Liberar un animal atado, para despertar las ansias de volar con rumbo.
Diego Oscar Ramos
Se veía como un ser andando a la deriva, con el viento llevándolo para los sitios donde soplan los destinos errantes y desvelados, aquellos donde las noches sin dormir se multiplican y las lunas se abrazan con más fuerza a los cuerpos que los soles del amanecer.
Volaba cabeza abajo, con una cuerda atada a sus patas y un globo enorme, que ahora recuerdo como rojo, pero que entonces podría haber enceguecido la apreciación de los colores, porque lo que despertaba soplidos en el vientre era la soga y las patas atadas del pato, enorme, blanco, con un plumaje desorbitado, de extremos dorados.
Su cabeza estaba hacia abajo y mis ojos querían apuntar a su búsqueda de un timón, de alguna manera de volar con sus alas, mientras una parte de su mente se quedaba tranquila, sabiendo que el globo lo transportaba por los cielos, dejando descansadas e inertes a sus decisiones de vuelo.
Lo miraba desde una terraza, lo llamaba con la mirada, cuando algo me distrajo, algún viento me llevó hacia pensamientos de alturas lejanas, el sol envió una prueba de destellos que mi atención desvió como pudo, regresando pronto al centro de las determinaciones, sin que el pato atado estuviese ahora mostrándome sus anuncios metafóricos de movimientos clausurados.
Y antes de que alguna ruidosa maquinaria del desánimo apareciese para llenar de preguntas la canasta de las certezas, los ojos dieron una trayectoria circular, inmediata, precisa, para dar con el animal acostado, bien cerca de mí, con el globo a su lado, con menos ímpetu de dirigir destinos y el cuerpo desparramado en el suelo, durmiendo una caída sin dolores estridentes.
Me acerqué, despacio, al principio, temiendo ataques de su furia englobada, sintiendo que yo mismo pudiese tener mucho que ver con el globo atado a sus patas, un sentir inesperado, que llegaba de sitios irresponsables para el calmo observador de los cielos de un atardecer de domingo, en la calma tormentosa de la casa paterna.
Pero el animal habló, dijo frases de pato en azotea, con el globo desinflado y la atención curiosa de un testigo extrañamente implicado en una caída que no había presenciado, pero sí soñado, una noche de brillo solar y viento en la cara.

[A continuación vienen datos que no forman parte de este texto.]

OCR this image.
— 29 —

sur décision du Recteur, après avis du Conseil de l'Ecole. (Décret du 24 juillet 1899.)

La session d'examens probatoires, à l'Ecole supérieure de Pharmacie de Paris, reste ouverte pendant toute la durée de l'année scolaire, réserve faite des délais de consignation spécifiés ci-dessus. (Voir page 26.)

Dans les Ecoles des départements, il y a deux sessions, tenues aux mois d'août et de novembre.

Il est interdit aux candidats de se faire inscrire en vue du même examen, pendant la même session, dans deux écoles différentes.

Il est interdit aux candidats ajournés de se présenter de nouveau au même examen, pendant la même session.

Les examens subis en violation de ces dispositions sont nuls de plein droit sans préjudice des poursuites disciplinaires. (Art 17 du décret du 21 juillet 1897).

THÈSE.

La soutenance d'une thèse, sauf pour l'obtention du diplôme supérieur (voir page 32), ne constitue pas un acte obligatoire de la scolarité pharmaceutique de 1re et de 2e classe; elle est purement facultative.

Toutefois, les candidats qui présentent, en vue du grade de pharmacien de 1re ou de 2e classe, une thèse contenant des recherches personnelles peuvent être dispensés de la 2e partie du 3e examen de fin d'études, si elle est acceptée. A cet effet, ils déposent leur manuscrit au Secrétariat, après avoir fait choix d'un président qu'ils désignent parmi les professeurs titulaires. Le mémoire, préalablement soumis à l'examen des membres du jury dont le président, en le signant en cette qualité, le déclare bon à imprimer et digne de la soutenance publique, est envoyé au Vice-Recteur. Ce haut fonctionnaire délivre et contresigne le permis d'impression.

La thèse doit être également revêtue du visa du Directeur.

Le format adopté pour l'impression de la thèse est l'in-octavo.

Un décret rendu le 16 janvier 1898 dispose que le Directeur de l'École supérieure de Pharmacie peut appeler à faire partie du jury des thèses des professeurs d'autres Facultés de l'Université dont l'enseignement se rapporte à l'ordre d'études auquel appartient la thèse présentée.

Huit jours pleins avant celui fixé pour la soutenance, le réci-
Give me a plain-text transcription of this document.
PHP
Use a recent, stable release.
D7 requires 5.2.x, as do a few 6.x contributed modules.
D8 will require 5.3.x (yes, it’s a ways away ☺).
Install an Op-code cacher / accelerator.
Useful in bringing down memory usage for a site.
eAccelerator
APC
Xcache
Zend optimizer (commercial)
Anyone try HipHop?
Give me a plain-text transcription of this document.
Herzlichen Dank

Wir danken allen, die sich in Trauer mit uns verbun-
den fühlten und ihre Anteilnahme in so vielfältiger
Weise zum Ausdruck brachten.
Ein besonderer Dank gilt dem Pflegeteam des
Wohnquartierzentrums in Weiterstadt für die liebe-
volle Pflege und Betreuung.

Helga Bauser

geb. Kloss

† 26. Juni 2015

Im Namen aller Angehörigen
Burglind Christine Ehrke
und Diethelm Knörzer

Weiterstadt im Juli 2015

La voz era firme, en su lenguaje de ave buscando una decisión de movimiento, lo suficientemente clara como para que dejara los temores en la escalera y los acariciara con cariño, para que se retirasen sin resentimientos de mi presente sin terraza, con departamento con balcón a la calle y semáforo en la esquina para ordenar los pasos nuevos.
Hablé con él, en nuestra lengua de viejos conocidos, me acerqué con determinación del que sólo piensa para darle jugos de letras a las pasiones desatadas y le acaricié las alas, lentamente, apreciando los bordes dorados y la piel de su plumaje extendido.
Mis manos llegaron a las patas, con un resto de pensamiento indicando la necesidad de desatar su ánimo, cuando la mirada asombrada dio crédito a lo que el cuerpo ya había sentido al deslizar la mano acariciante por las alas del ave calma.
La cuerda ya no estaba, ni había restos del globo que trajo nubes porosas al animal de pasiones temerosas y valentías mentales, de siglos de vidas viajeras hechas espuma, vueltas una burbuja, estallando con delicadeza en una mañana brumosa.
Salimos juntos, abrazamos el aire tibio de la hora en que se abren las compuertas del cambio de paisaje. Y volamos, sueltos, en la humedad del rocío naciente, con la paz del que lanzó sus cuerdas al horizonte.